Table 1 Results of copy-number variation sequencing

Sample type	Sample	Result of CNV-seq
Amniotic fluid	Amniotic fluid cells	47,XXY
Fetal tissue	Fetal muscle tissue	47,XXY
Umbilical cord	Middle segment of umbilical cord	47,XXY
Placenta	Center of fetal face	47,XY,+21[65%]/46,XY[35%]
	Margin of fetal face	47,XY,+21[65%]/46,XY[35%]
	Margin of maternal face	47,XY,+21[65%]/46,XY[35%]
	Center of maternal face	47,XY,+21[60%]/47,XXY[20%]/46,XY[20%]
	Placental center	47,XY,+21[65%]/47,XXY[10%]/46,XY[25%]

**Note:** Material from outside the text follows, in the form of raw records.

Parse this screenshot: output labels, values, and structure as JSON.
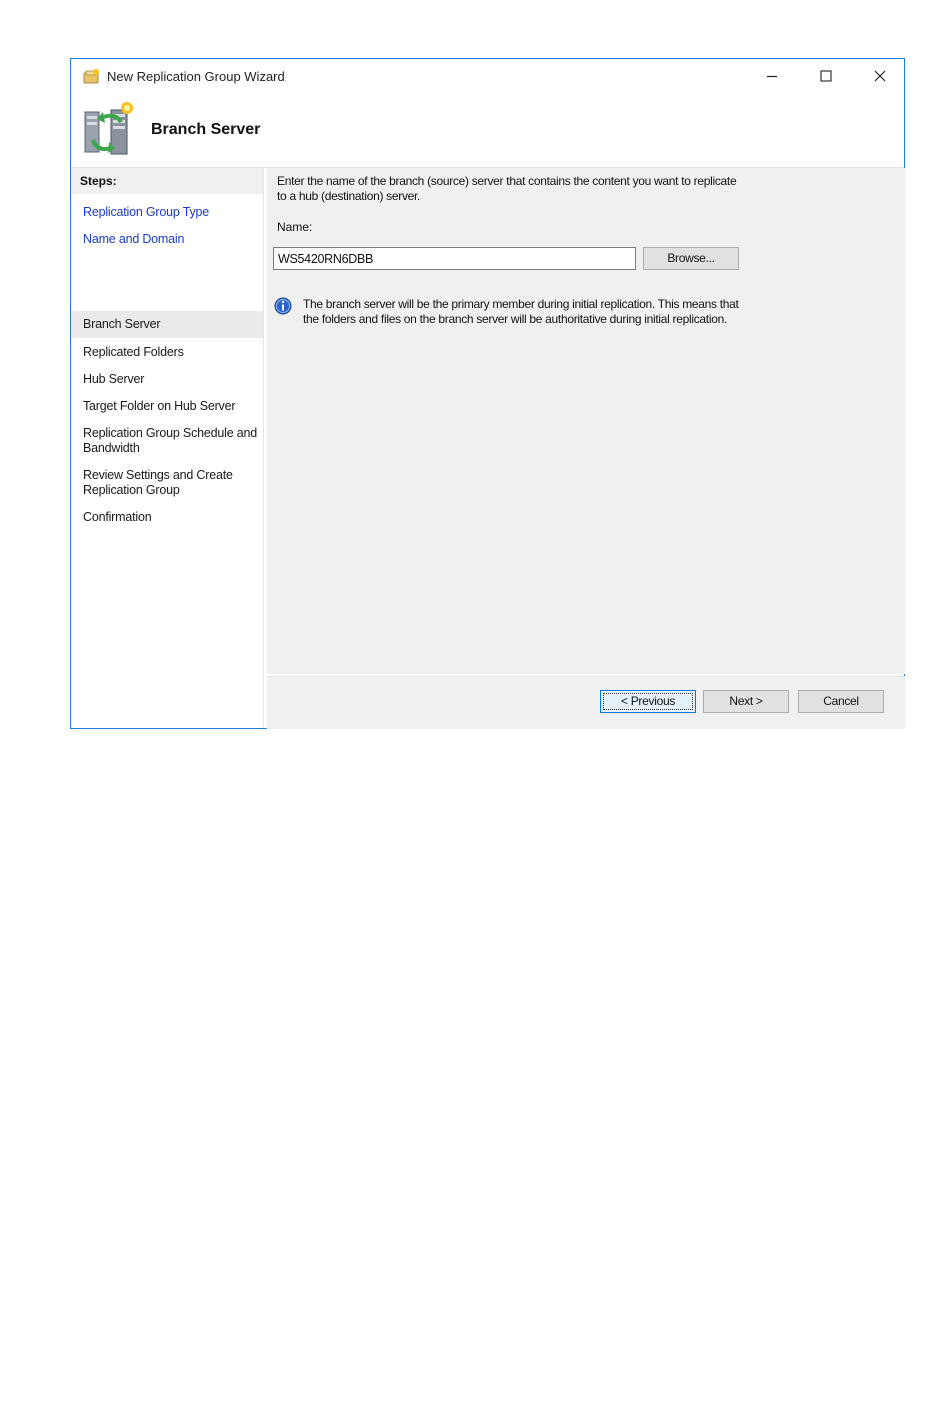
{
  "window": {
    "title": "New Replication Group Wizard",
    "controls": {
      "minimize_icon": "minimize-icon",
      "maximize_icon": "maximize-icon",
      "close_icon": "close-icon"
    }
  },
  "header": {
    "title": "Branch Server",
    "icon": "replication-server-icon"
  },
  "steps": {
    "heading": "Steps:",
    "items": [
      {
        "label": "Replication Group Type",
        "state": "link"
      },
      {
        "label": "Name and Domain",
        "state": "link"
      },
      {
        "label": "Branch Server",
        "state": "current"
      },
      {
        "label": "Replicated Folders",
        "state": "pending"
      },
      {
        "label": "Hub Server",
        "state": "pending"
      },
      {
        "label": "Target Folder on Hub Server",
        "state": "pending"
      },
      {
        "label": "Replication Group Schedule and Bandwidth",
        "state": "pending"
      },
      {
        "label": "Review Settings and Create Replication Group",
        "state": "pending"
      },
      {
        "label": "Confirmation",
        "state": "pending"
      }
    ]
  },
  "content": {
    "instructions": "Enter the name of the branch (source) server that contains the content you want to replicate to a hub (destination) server.",
    "name_label": "Name:",
    "name_value": "WS5420RN6DBB",
    "browse_label": "Browse...",
    "info_icon": "info-icon",
    "info_text": "The branch server will be the primary member during initial replication. This means that the folders and files on the branch server will be authoritative during initial replication."
  },
  "footer": {
    "previous_label": "< Previous",
    "next_label": "Next >",
    "cancel_label": "Cancel"
  },
  "colors": {
    "window_border": "#1e7fd6",
    "link": "#1a3cc8",
    "panel_bg": "#f0f0f0",
    "focus_border": "#0078d7"
  }
}
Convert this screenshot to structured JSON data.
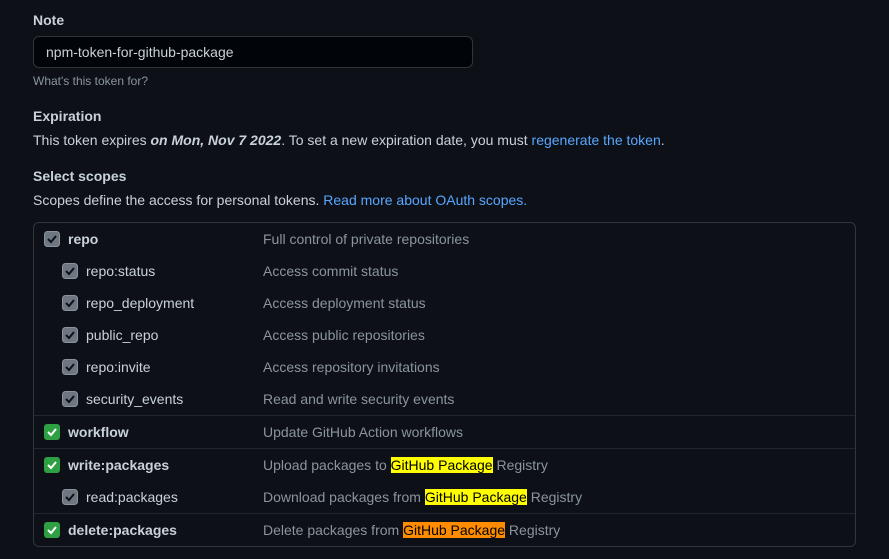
{
  "note": {
    "label": "Note",
    "value": "npm-token-for-github-package",
    "hint": "What's this token for?"
  },
  "expiration": {
    "label": "Expiration",
    "prefix": "This token expires ",
    "date": "on Mon, Nov 7 2022",
    "period": ".",
    "middle": " To set a new expiration date, you must ",
    "link": "regenerate the token",
    "suffix": "."
  },
  "scopes_section": {
    "label": "Select scopes",
    "desc": "Scopes define the access for personal tokens. ",
    "link": "Read more about OAuth scopes."
  },
  "scopes": {
    "repo": {
      "name": "repo",
      "desc": "Full control of private repositories",
      "children": [
        {
          "name": "repo:status",
          "desc": "Access commit status"
        },
        {
          "name": "repo_deployment",
          "desc": "Access deployment status"
        },
        {
          "name": "public_repo",
          "desc": "Access public repositories"
        },
        {
          "name": "repo:invite",
          "desc": "Access repository invitations"
        },
        {
          "name": "security_events",
          "desc": "Read and write security events"
        }
      ]
    },
    "workflow": {
      "name": "workflow",
      "desc": "Update GitHub Action workflows"
    },
    "write_packages": {
      "name": "write:packages",
      "desc_pre": "Upload packages to ",
      "desc_hl": "GitHub Package",
      "desc_post": " Registry",
      "children": [
        {
          "name": "read:packages",
          "desc_pre": "Download packages from ",
          "desc_hl": "GitHub Package",
          "desc_post": " Registry"
        }
      ]
    },
    "delete_packages": {
      "name": "delete:packages",
      "desc_pre": "Delete packages from ",
      "desc_hl": "GitHub Package",
      "desc_post": " Registry"
    }
  }
}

CNV-seq: Copy-number variation sequencing.

Table 2 Timeline for the care

Gestational age (wk)	Examination items	Results
15 + 1	Serum Down’s screening	High risk for trisomy 21
15 + 3	NIPT	High risk for trisomy 21, low risk for sex chromosome aneuploidy
19 + 2	Amniocentesis (CNV-seq and karyotype analysis)	47,XXY
22 + 5	Abortion, collected fetal muscle tissue, umbilical cord and placental samples	Fetal muscle tissue and umbilical cord: 47,XXY placenta: A mosaic of 47,XY,+21; 47,XXY; and 46,XY

NIPT: Noninvasive prenatal testing; CNV-seq: Copy-number variation sequencing.